JULIO PANTOJA

 

Nació el 24 de mayo de 1964 en el caserío Monasterio, ubicado entre Santa Rita de Manapire y Las Mercedes del Llano. Desde muy corta edad cantaba en la escuela y en los bailes que se organizaban en la comunidad. Sus tíos, músicos y compositores, lo iniciaron tanto en la ejecución de instrumentos musicales como en el canto. Completó su formación en Caracas -ciudad en la que vivió desde 1984 hasta 1988- con el maestro Romero Bellorquín. Para aquel tiempo, se ganaba el sustento como cantante de planta de una cervecería llamada La Apureña.

 

En 1985 ganó el primer lugar en la categoría de voz recia en el festival La Garza Blanca, que se efectuó en Carrizales; también graba su primer disco de cuarenta y cinco revoluciones en el cual destaca la canción Yo quiero ser jardinero -música y letra de su tío Freddy Pantoja-.

 

Al año siguiente graba su primer disco de larga duración titulado Lamento Llanero, que incluye doce temas -con letra y música de Freddy Pantoja, Tirso Silva y Cheo Hernández Prisco-.

 

Desde 1988 hasta 1990 se estableció en Cojedes; viajó a Colombia para participar en el festival Araucano de Oro de la Frontera y obtuvo el primer premio en voz recia; al año siguiente en la misma categoría logra el Cimarrón de Oro.

 

Para el año 1991 triunfa en dieciocho festivales de la canción en territorio colombiano. Su producción discográfica incluye además los discos compactos: Camarita ¿qué le pasa?, Yo tengo el alma llanera, Llanero que canta y silba y Yo soy uno más del pueblo. Actualmente vive en Las Mercedes del Llano, Estado Guárico – Venezuela.

 

 

Cuando Julio Pantoja pega un tañío, en la hermana república les aseguro que aquí en Casanare retumba su leco.
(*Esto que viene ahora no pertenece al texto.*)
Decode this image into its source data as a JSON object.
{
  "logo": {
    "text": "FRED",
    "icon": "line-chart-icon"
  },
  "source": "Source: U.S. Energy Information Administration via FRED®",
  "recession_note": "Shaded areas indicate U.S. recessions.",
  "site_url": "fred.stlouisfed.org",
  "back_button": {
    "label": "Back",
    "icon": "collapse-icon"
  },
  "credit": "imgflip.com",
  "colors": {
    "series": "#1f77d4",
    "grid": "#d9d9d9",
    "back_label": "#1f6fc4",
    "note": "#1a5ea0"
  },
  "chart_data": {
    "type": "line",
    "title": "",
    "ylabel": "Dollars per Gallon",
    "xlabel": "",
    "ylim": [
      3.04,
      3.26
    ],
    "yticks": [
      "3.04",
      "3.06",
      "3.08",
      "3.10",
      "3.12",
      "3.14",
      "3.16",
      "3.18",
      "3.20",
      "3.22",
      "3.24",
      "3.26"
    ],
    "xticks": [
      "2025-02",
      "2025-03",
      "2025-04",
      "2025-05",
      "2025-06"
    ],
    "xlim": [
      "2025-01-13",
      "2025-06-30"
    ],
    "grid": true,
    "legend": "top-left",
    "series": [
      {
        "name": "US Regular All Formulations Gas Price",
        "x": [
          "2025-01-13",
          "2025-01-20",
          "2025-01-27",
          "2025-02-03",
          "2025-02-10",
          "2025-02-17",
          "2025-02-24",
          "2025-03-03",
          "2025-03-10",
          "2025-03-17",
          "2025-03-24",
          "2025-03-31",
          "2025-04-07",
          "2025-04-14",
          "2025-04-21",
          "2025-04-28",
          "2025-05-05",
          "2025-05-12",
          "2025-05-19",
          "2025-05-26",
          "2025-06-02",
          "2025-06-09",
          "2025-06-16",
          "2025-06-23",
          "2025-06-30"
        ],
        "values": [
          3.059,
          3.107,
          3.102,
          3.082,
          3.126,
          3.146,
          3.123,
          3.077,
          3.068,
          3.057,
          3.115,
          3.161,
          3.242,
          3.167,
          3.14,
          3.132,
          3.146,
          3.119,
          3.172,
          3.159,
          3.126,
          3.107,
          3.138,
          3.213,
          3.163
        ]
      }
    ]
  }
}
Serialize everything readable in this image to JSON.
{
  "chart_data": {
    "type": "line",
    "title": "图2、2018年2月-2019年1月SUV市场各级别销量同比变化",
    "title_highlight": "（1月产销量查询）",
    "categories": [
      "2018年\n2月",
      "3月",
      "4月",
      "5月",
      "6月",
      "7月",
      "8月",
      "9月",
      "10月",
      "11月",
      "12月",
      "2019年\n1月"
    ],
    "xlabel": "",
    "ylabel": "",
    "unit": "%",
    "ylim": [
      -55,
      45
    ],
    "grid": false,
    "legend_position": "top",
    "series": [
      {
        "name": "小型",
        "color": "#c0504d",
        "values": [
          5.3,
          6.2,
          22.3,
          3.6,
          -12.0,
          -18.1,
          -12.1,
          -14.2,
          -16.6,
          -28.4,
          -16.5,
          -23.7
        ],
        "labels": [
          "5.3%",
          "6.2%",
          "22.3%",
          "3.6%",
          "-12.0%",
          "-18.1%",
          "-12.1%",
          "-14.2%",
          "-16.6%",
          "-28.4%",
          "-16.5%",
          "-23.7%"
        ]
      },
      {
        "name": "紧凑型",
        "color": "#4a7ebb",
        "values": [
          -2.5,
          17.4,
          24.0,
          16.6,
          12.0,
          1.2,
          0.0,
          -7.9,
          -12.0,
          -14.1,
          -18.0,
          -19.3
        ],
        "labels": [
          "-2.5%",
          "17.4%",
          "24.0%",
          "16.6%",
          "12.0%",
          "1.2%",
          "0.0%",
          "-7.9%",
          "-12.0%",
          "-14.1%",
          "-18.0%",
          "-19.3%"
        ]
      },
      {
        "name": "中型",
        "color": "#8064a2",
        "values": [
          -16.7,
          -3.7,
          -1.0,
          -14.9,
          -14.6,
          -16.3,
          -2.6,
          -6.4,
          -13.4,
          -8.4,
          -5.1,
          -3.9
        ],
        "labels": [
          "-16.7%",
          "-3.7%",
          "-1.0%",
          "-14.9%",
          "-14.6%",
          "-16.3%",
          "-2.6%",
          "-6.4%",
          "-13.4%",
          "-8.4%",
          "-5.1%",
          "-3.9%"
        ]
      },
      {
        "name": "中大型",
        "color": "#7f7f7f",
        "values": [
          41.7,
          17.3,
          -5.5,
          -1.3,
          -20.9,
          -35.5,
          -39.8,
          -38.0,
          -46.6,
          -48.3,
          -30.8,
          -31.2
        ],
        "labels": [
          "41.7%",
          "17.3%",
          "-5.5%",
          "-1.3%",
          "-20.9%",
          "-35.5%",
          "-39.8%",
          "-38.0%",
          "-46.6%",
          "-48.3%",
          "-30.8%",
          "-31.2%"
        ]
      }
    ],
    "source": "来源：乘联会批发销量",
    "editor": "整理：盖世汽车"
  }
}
El estilo musical de éste guariqueño es único en el horizonte llanero, donde sus melodías van preñadas de puro olor a sabana, a mastranto, corral, soga y paradero. Con el Canto de Pantoja se identifica el becerrero del hato, el criollito que le madruga a la dura jornada del ordeño, el caporal y cabrestero cuando hay trabajo de llano en los hatos.

 

La canción “llanero que canta y silba” se quedó en el colectivo de gran parte de los llaneros, que se identifican con ella y Pantoja efectivamente hace una narrativa de las vivencias y el transcurrir típico de nuestros campesinos.